The Cajun Cowboy by Sandra Hill

She totally ignored his warning, but instead homed in on a tiny portion of what he’d said. “That’s the second time you’ve remarked on how I’m dressed. Well, I don’t like the way you’re dressed either. You look too damn sexy, if you must know. The way your jeans hug your legs and your butt, the way that blue shirt brings out the highlights in your dark eyes, the way your jacket shows off your broad shoulders, the way your belt calls attention to your narrow waist. Yep, every female within fifty miles will go on hormone alert. Men will be fighting with you because their wives or girlfriends have the hots for you. The police will be called. Nothing but trouble. Best you stay home, boy, and twiddle your thumbs.”

She was probably being sarcastic, but he couldn’t help himself. He grinned. Which caused Amelie to elbow him in the side and Charmaine to gloat and Linc and Clarence to slap their knees with glee. Dumb as a dingo, that’s what he was. Naturally, what came out of his mouth was dumb, too: “So, you think I look sexy?”

“As sin,” was her blunt reply.

I don’t care if she thinks I’m sexy. I don’t care if she thinks I’m sexy. I don’t care… much. He grinned some more.

She just looked sad all of a sudden.

Amelie was right. Charmaine was an adult. If she wanted to get herself killed, it was no skin off his nose. Or it shouldn’t be.

“Just be careful,” he cautioned Charmaine as he took Amelie’s hand and led her to the car.

Charmaine stared at them sadly as they pulled out of the yard. It was an image that stayed with him all night.

Cry me a river…

She cried buckets for the first hour after everyone had gone, having decided after all that it might be dangerous to be seen in public.

But Charmaine had never been one to wallow in self-pity for very long.
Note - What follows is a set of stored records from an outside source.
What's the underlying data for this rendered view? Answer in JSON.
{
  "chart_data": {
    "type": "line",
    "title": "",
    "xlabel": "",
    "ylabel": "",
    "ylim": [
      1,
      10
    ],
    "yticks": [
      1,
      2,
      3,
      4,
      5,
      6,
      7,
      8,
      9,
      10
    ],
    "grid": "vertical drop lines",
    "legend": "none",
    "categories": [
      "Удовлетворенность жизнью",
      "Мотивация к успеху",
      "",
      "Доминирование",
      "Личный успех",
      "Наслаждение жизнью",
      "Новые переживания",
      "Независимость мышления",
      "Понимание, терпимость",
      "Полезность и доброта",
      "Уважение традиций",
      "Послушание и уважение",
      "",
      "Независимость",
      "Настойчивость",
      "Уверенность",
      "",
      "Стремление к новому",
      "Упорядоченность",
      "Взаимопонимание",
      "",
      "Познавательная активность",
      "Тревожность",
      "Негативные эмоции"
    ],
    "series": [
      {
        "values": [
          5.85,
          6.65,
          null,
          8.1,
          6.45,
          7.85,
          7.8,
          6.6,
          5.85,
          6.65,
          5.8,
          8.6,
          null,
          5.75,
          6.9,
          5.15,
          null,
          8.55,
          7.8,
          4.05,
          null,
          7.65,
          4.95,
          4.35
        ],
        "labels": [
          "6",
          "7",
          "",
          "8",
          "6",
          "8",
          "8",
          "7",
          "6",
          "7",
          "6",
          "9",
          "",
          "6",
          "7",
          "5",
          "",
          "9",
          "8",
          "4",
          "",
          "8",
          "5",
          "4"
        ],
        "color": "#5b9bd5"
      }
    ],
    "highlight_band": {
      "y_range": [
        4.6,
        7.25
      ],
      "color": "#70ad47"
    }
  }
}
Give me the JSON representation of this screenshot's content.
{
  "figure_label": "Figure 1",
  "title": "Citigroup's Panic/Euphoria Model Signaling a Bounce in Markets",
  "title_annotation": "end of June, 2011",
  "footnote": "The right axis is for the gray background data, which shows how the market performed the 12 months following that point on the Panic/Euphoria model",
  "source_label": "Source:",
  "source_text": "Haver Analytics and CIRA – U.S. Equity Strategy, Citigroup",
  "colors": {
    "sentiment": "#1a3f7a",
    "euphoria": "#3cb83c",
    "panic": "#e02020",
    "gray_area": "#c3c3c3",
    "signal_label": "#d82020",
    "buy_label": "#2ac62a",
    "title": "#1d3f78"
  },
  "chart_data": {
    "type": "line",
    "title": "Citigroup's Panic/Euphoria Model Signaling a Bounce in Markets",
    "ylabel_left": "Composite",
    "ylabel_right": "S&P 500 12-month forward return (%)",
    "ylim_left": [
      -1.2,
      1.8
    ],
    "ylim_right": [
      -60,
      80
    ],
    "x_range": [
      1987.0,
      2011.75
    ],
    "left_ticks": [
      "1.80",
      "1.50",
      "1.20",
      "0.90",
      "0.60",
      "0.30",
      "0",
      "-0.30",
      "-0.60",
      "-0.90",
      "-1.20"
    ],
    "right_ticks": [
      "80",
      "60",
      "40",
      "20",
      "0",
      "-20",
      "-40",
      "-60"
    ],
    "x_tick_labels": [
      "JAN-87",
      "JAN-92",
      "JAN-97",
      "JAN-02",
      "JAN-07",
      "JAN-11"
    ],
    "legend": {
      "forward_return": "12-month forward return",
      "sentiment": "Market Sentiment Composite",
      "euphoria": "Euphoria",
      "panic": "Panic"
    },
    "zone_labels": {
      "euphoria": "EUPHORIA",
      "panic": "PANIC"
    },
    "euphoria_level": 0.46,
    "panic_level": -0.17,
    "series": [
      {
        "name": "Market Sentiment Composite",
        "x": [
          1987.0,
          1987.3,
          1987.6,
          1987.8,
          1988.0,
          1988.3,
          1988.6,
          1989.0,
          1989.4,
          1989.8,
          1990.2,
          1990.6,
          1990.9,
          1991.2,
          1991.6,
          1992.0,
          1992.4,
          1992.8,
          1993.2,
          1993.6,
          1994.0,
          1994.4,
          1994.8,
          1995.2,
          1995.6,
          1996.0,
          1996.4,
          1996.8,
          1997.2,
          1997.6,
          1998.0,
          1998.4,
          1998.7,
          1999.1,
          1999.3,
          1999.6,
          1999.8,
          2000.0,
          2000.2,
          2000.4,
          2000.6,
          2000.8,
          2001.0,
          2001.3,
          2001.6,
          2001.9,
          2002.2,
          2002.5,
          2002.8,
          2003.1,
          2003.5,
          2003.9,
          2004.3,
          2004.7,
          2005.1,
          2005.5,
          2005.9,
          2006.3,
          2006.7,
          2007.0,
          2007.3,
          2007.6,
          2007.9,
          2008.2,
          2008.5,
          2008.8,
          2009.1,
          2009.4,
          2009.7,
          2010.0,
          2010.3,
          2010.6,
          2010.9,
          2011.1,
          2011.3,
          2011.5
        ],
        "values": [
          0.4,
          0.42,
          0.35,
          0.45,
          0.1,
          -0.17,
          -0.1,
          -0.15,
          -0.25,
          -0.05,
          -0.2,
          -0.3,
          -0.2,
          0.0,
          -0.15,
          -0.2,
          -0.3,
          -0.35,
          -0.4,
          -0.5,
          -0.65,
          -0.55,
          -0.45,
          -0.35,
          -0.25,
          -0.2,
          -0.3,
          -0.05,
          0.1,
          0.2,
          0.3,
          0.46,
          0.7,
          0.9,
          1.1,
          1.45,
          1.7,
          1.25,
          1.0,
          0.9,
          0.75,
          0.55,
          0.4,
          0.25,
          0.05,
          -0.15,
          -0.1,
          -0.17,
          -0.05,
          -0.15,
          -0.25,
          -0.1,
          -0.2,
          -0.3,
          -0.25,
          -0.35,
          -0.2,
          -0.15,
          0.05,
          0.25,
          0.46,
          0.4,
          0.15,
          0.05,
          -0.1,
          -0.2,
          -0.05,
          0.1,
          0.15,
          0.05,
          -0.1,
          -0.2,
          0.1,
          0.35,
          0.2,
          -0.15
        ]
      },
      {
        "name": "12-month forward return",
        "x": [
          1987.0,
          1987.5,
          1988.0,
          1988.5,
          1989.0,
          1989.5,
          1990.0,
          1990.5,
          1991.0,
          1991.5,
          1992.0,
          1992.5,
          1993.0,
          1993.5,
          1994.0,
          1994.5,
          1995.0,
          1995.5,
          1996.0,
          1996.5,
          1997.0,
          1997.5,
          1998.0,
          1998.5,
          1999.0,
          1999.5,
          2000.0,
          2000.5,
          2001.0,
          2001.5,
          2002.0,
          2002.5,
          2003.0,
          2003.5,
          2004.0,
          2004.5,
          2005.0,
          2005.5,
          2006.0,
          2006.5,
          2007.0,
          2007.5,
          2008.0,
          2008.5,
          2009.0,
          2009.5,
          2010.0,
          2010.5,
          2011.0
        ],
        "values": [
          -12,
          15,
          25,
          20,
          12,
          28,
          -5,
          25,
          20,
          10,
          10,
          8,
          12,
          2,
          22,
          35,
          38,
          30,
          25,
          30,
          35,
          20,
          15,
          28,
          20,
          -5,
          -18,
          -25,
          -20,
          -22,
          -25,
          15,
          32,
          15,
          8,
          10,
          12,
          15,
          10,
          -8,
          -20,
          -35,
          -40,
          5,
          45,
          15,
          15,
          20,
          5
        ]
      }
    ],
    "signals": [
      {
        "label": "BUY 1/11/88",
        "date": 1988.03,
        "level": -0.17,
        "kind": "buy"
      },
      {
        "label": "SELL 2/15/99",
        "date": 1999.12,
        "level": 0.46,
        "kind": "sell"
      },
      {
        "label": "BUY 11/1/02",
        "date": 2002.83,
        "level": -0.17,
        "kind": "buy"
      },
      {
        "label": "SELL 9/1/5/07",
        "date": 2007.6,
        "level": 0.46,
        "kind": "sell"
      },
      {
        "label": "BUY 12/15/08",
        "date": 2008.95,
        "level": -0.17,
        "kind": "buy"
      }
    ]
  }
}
It was, frankly, boring.

So she brushed out her hair and gave herself a hot-oil conditioning treatment.

Then she redid her fingernails and toenails with Peach Passion, no longer being in a Red-Hot Mama mood.

Then she made herself some Bananas Foster… and ate three of them, covered with vanilla ice cream and about a pound of whipped cream, all by herself, along with three cups of “burnt roast,” the thickest of Cajun coffees.

Then, on a sugar-and-coffee high, she decided to scrub the kitchen floor, pluck her eyebrows, rearrange the pantry, and order some cosmetics off the Internet.

Then, while she was still on the computer, she did about an hour’s worth of work, inputting information from the boxes of ranch paperwork that still lined the office in daunting piles.

Then she treated herself to a peach-scented bubble bath while sipping on a glass of beer, which was the only alcoholic beverage she’d been able to find in the house.

Since it was only ten o’clock, and she was still wide-awake, she put on her favorite cow pajamas and fuzzy cow slippers—comfort clothes—and slapped a peach mud facial on her face. Rusty probably wouldn’t be back from his date for another couple of hours, she figured, not that she was watching the clock. She expected to be snoring away in bed by then with a beer buzz.

To make sure of that, she went out on the back porch, carrying with her another beer and the portable radio tuned to a local Cajun music station. That was what she needed, a little Acadian joie de vivre to lighten her spirits.

“Hi, there, Jude,” she said to the plastic statue sitting in the other rocking chair. That was where Rusty had put it, after being tired of it being on the other porch. He claimed it watched him through the front window.

Jude didn’t answer her. Surprise, surprise.

“Welcome, folks, to our Cajun country dance party,” the announcer on the radio said. “We’re gonna have us a little fais do-do down on the bayou, guar-an-teed.”

Well, I wanted to dance tonight. Guess this is the next best thing. Charmaine loved to dance, and she’d been looking forward to going out tonight. Nothing bad. Just dancing. Her second husband, Justin, had been a really good dancer. His moves had been so smooth, people had stopped to watch. He’d been one good ol’ Cajun boy who could charm a woman up one side and down the other till she didn’t know her engine from her caboose. Unfortunately, Charmaine had found out that his smooth moves were being spread to engines and cabooses throughout Louisiana. Justin had been a larcenous rat, as well. When he’d left, he took everything, including the gumbo pot.